Writs also are sent to the sheriff of every county to summon those who have a right to vote for representatives, to elect two knights for each county, two citizens for each city, and one or two burgesses for each borough.
Every candidate for a county ought to be possessed of an estate of 600l. per annum; and every candidate for a city, or corporation, of 300l. per annum.
The Lord Chancellor, or keeper for the time being, is always Speaker in the House of Peers; but the Commons elect their Speaker, who must be approved by the King.
No Roman Catholic can sit in either house; nor any member vote till he has taken the oaths to the government.
The ancient STATE of ENGLAND.
Having thus given our young readers a transient idea of the present state of South-Britain; we shall now proceed to give a succinct account of the ancient state of England, which, in regard to its constitution, was originally a monarchy, under the primitive Britons; after that, a province, subordinate to the Romans; then an heptarchical government under the Saxons; then again a kingdom in subjection to the Danes; next after them, under the power and dominion of the Normans; but at present, (after all the before-mentioned revolutions,) a monarchy again under the English; of all which we shall treat, as briefly as possible, in their proper order.
The whole island was anciently called Albion, which seems to have been softened from the word Alpion; because the word Alp, in some of the original western languages, generally signifies high lands, or hills, as this isle appears to those who approach it from the Continent. It was likewise called Olbion, which, in the Greek language, signifies happy; but of those times there is no certainty in history, more than that it had the denomination, and was very little known by the rest of the world.
As the name of Britain, however, excepting that of Albion, or Olbion, just before mentioned, has been liable to as many derivations as the origin of the Britons; we shall content ourselves (for brevity's sake) with the following extract from Camden, who has given (in our humble opinion at least) the best and most natural derivation of the term.
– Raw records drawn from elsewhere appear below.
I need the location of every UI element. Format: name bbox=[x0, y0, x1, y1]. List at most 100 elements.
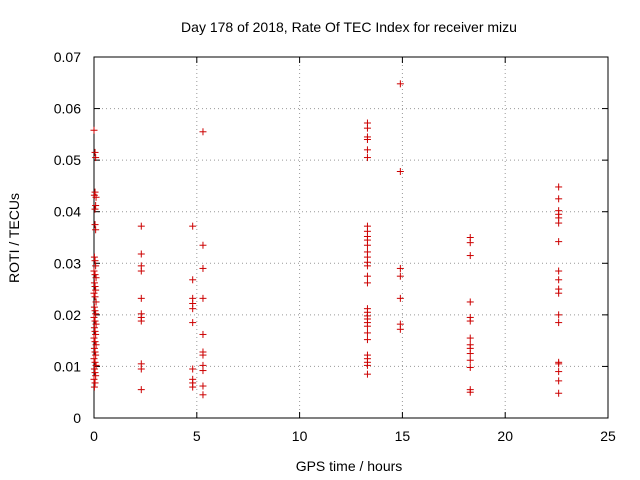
data-point bbox=[90, 355, 98, 363]
data-point bbox=[92, 372, 100, 380]
data-point bbox=[90, 334, 98, 342]
data-point bbox=[555, 360, 563, 368]
x-tick-label: 20 bbox=[497, 428, 513, 444]
data-point bbox=[92, 286, 100, 294]
data-point bbox=[137, 267, 145, 275]
data-point bbox=[199, 367, 207, 375]
data-point bbox=[90, 324, 98, 332]
data-point bbox=[555, 389, 563, 397]
data-point bbox=[137, 294, 145, 302]
data-point bbox=[199, 294, 207, 302]
data-point bbox=[466, 252, 474, 260]
data-point bbox=[90, 365, 98, 373]
data-point bbox=[91, 271, 99, 279]
data-point bbox=[199, 382, 207, 390]
data-point bbox=[92, 154, 100, 162]
data-point bbox=[92, 193, 100, 201]
data-point bbox=[137, 250, 145, 258]
data-point bbox=[92, 262, 100, 270]
data-point bbox=[92, 351, 100, 359]
data-point bbox=[199, 128, 207, 136]
data-point bbox=[555, 368, 563, 376]
y-tick-label: 0.03 bbox=[54, 255, 81, 271]
data-point bbox=[363, 279, 371, 287]
data-point bbox=[466, 388, 474, 396]
data-point bbox=[555, 377, 563, 385]
data-point bbox=[363, 336, 371, 344]
x-tick-label: 10 bbox=[292, 428, 308, 444]
data-point bbox=[363, 361, 371, 369]
y-tick-label: 0.05 bbox=[54, 152, 81, 168]
data-point bbox=[91, 293, 99, 301]
data-point bbox=[137, 222, 145, 230]
data-point bbox=[396, 272, 404, 280]
data-point bbox=[363, 154, 371, 162]
x-tick-label: 15 bbox=[395, 428, 411, 444]
data-point bbox=[466, 317, 474, 325]
x-tick-label: 25 bbox=[600, 428, 616, 444]
data-point bbox=[199, 241, 207, 249]
data-point bbox=[466, 363, 474, 371]
data-point bbox=[137, 317, 145, 325]
data-point bbox=[555, 238, 563, 246]
data-point bbox=[363, 136, 371, 144]
data-point bbox=[92, 226, 100, 234]
data-point bbox=[92, 330, 100, 338]
data-point bbox=[91, 379, 99, 387]
data-point bbox=[555, 289, 563, 297]
data-point bbox=[90, 253, 98, 261]
data-point bbox=[555, 319, 563, 327]
data-point bbox=[90, 279, 98, 287]
data-point bbox=[396, 167, 404, 175]
data-point bbox=[91, 188, 99, 196]
data-point bbox=[555, 183, 563, 191]
y-axis-label: ROTI / TECUs bbox=[6, 193, 22, 283]
data-point bbox=[466, 298, 474, 306]
data-point bbox=[90, 267, 98, 275]
data-point bbox=[189, 383, 197, 391]
data-point bbox=[189, 319, 197, 327]
y-tick-label: 0.01 bbox=[54, 358, 81, 374]
data-point bbox=[555, 311, 563, 319]
data-point bbox=[466, 334, 474, 342]
data-point bbox=[199, 264, 207, 272]
x-tick-label: 5 bbox=[193, 428, 201, 444]
data-point bbox=[91, 369, 99, 377]
data-point bbox=[91, 221, 99, 229]
data-point bbox=[91, 257, 99, 265]
data-point bbox=[199, 391, 207, 399]
data-point bbox=[466, 239, 474, 247]
data-point bbox=[92, 361, 100, 369]
data-point bbox=[92, 298, 100, 306]
data-point bbox=[363, 322, 371, 330]
data-point bbox=[396, 80, 404, 88]
data-point bbox=[199, 330, 207, 338]
data-point bbox=[92, 202, 100, 210]
data-point bbox=[396, 264, 404, 272]
data-point bbox=[137, 365, 145, 373]
data-point bbox=[189, 365, 197, 373]
x-tick-label: 0 bbox=[90, 428, 98, 444]
data-point bbox=[189, 276, 197, 284]
data-point bbox=[363, 146, 371, 154]
data-point bbox=[363, 370, 371, 378]
data-point bbox=[555, 276, 563, 284]
grid-lines bbox=[94, 57, 608, 418]
data-point bbox=[90, 303, 98, 311]
data-point bbox=[363, 241, 371, 249]
data-point bbox=[92, 320, 100, 328]
data-point bbox=[91, 148, 99, 156]
data-point bbox=[92, 310, 100, 318]
data-point bbox=[91, 327, 99, 335]
data-point bbox=[396, 325, 404, 333]
data-point bbox=[137, 386, 145, 394]
y-tick-label: 0.04 bbox=[54, 204, 81, 220]
data-point bbox=[363, 272, 371, 280]
data-point bbox=[90, 313, 98, 321]
data-point bbox=[90, 344, 98, 352]
data-point bbox=[92, 341, 100, 349]
data-point bbox=[91, 358, 99, 366]
data-point bbox=[363, 329, 371, 337]
data-point bbox=[90, 126, 98, 134]
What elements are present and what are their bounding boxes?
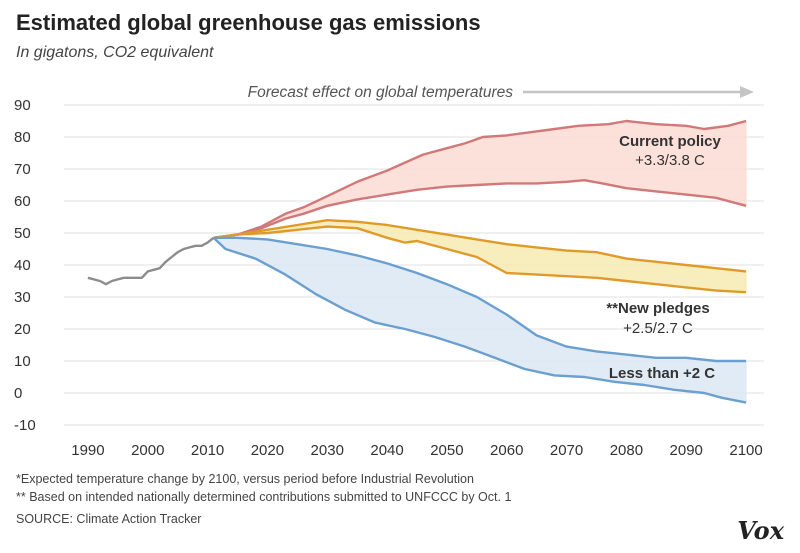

"The ancient Britons (says he) painted their naked bodies and small shields with woad of an azure-blue colour, which by them was called Brith; on this account the inhabitants received the common appellation from the strangers who came into the island to traffic from the coasts of Gaul, or Germany; to which the Greeks, by adding the word tania, or country, formed the word Britannia, or the country of the painted men, and the Romans afterwards called it Britannia."
Here it may be observed, that the Romans were extremely fond of giving their own terminations to many uncivilized countries, and of forming easy and pleasant sounds out of the harshest and most offensive, to such elegant tongues and ears as their own.